Almost half of those arrests were for driving with a suspended or revoked license.
Det. Meghan Aguilar, an LAPD spokesperson, said officers usually find out that this license information after the driver is pulled over for another moving violation like expired tags or a broken taillight.
If you enjoy street racing, think twice if you’re in the Valley. People pulled over for engaging in a speed contest increased 18.2% from the same time last year.
“[The] Valley task force does our street racing. They will tow cars and write tickets for that,” said Aguilar. “That’s probably where most of those tickets come from.”
Why? Streets in LA proper are typically too congested to engage in street racing.
Van Nuys, Downtown and Historic South-Central were the top three neighborhoods for moving violation arrests during the first nine months of this year. Hollywood and Boyle Heights saw significant decreases in these types of arrests by 46% and 29%, respectively.

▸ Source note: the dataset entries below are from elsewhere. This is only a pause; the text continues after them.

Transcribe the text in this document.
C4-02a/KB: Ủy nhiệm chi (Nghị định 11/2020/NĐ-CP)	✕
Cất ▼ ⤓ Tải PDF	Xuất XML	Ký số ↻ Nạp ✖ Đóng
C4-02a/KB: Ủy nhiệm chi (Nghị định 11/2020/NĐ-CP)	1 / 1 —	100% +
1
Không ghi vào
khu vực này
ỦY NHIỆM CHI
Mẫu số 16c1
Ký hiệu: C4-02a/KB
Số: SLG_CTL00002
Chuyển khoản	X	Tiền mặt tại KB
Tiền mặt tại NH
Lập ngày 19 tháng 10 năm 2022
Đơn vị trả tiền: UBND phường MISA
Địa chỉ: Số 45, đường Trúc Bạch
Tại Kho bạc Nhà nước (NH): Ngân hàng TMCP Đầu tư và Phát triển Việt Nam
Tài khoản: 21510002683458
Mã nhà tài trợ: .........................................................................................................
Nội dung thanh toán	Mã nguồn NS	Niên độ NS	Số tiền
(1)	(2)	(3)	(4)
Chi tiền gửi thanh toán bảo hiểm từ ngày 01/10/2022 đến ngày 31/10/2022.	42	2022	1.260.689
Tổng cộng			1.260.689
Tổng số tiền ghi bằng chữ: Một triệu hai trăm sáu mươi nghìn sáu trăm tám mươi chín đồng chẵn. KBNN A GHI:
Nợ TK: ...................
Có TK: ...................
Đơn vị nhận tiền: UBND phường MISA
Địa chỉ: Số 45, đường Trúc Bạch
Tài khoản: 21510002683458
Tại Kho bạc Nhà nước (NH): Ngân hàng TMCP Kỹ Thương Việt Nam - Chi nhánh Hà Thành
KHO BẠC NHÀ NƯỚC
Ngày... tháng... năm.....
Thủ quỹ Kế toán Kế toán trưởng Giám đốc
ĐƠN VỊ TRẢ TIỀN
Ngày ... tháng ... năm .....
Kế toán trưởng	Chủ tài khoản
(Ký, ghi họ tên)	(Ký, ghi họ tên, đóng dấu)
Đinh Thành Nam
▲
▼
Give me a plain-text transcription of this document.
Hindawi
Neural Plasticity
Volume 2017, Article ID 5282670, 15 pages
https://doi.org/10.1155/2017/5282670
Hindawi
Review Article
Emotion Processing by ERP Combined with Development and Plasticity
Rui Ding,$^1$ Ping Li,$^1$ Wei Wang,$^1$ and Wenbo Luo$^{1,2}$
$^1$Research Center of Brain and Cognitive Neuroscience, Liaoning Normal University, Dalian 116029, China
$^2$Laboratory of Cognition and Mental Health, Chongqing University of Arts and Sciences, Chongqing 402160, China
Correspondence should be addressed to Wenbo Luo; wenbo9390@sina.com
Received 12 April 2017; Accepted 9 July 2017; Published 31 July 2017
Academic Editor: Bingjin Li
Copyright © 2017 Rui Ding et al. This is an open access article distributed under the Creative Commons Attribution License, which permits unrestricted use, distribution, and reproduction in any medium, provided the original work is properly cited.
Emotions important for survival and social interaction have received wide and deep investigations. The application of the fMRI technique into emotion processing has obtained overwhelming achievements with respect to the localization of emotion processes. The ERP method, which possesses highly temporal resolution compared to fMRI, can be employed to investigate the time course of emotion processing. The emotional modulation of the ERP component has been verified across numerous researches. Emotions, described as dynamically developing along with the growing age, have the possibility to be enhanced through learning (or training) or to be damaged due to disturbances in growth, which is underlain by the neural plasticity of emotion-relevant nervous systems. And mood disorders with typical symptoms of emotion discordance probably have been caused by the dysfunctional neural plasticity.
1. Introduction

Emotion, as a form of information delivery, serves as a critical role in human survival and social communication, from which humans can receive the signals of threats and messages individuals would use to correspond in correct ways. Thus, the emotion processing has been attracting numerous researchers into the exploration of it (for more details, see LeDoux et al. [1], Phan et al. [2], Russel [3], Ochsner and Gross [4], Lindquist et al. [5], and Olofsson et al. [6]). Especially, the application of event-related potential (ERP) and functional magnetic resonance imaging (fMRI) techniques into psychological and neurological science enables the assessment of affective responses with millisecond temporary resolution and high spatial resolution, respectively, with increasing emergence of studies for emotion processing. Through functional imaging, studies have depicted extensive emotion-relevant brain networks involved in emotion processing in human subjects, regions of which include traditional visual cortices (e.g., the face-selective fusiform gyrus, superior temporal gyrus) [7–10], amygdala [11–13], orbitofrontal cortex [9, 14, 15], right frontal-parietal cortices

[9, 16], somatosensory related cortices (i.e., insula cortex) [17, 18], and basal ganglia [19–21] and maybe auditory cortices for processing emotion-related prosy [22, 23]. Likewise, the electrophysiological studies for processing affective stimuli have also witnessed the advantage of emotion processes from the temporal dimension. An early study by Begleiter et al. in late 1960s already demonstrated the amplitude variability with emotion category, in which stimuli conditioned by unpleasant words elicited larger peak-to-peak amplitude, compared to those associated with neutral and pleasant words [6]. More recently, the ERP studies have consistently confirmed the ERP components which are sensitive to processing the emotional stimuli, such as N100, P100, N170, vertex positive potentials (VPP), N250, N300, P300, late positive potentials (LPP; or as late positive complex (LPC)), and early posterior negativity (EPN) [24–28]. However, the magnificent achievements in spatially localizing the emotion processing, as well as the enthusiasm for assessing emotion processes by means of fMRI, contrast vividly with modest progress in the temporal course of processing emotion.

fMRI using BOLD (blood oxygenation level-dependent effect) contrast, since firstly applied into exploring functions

Moving violation arrests in Historic South-Central spiked by 89% during the first nine months of this year compared to the same time last year. In 2017, arrests in this neighborhood decreased by 58%, but have shot back up since.
Aguilar said the spike in vehicle stops in Historic South-Central is determined by traffic accidents or a spike in traffic fatalities in the neighborhood.
“We have four traffic bureaus and their primary job is to reduce collisions. They’ll determine the areas that happens and direct enforcement to that area,” said Aguilar. “So if they are up, one thing to look at are vehicle fatalities in that same area.”
Failure to appear for a traffic warrant, driving with a suspended license for any reason and being an unlicensed driver were the top reasons drivers were arrested by the police from Jan. 1, 2010 – Dec. 31, 2018. Nearly 92.7% were misdemeanor arrests and 5.9% were felony arrests. People cited for an infraction, an offense not considered a crime and whose only penalty is a fine, made up 1.5% of arrests.
Out of the 50,445 moving violation arrests made between Jan. 1, 2010 – Dec. 31, 2018, people who are Hispanic made up 55% of those arrests and they make up nearly 49% of the population in the City of Los Angeles, according to the most recent American Community Survey. People who identified as other made up nearly 5%.
People who are white make up 28% of the population in the City of Los Angeles and account for 11% of arrests. Black or African Americans make up only 10% of the population, but accounted for 29% of moving violation arrests.
There were 549 arrests between Jan. 1, 2010 – Dec. 31, 2018 that involved people who admitted to officers when they were pulled over for a moving violation they knew they were driving with a suspended or revoked license. As for why these people incriminated themselves, who knows?
How we did it: We examined LAPD publicly available data on arrest data for the first nine months of 2019 compared to the same time period last year, as well as dating back to Jan. 1, 2010, when the data became publicly available. For neighborhood boundaries, we rely on the borders defined by the Los Angeles Times. Learn more about our data here.
LAPD data only reflect crimes that are reported to the department, not how many crimes actually occurred. In making our calculations, we rely on the data the LAPD makes publicly available. On occasion, LAPD may update past crime reports with new information, or recategorize past reports. Those revised reports do not always automatically become part of the public database.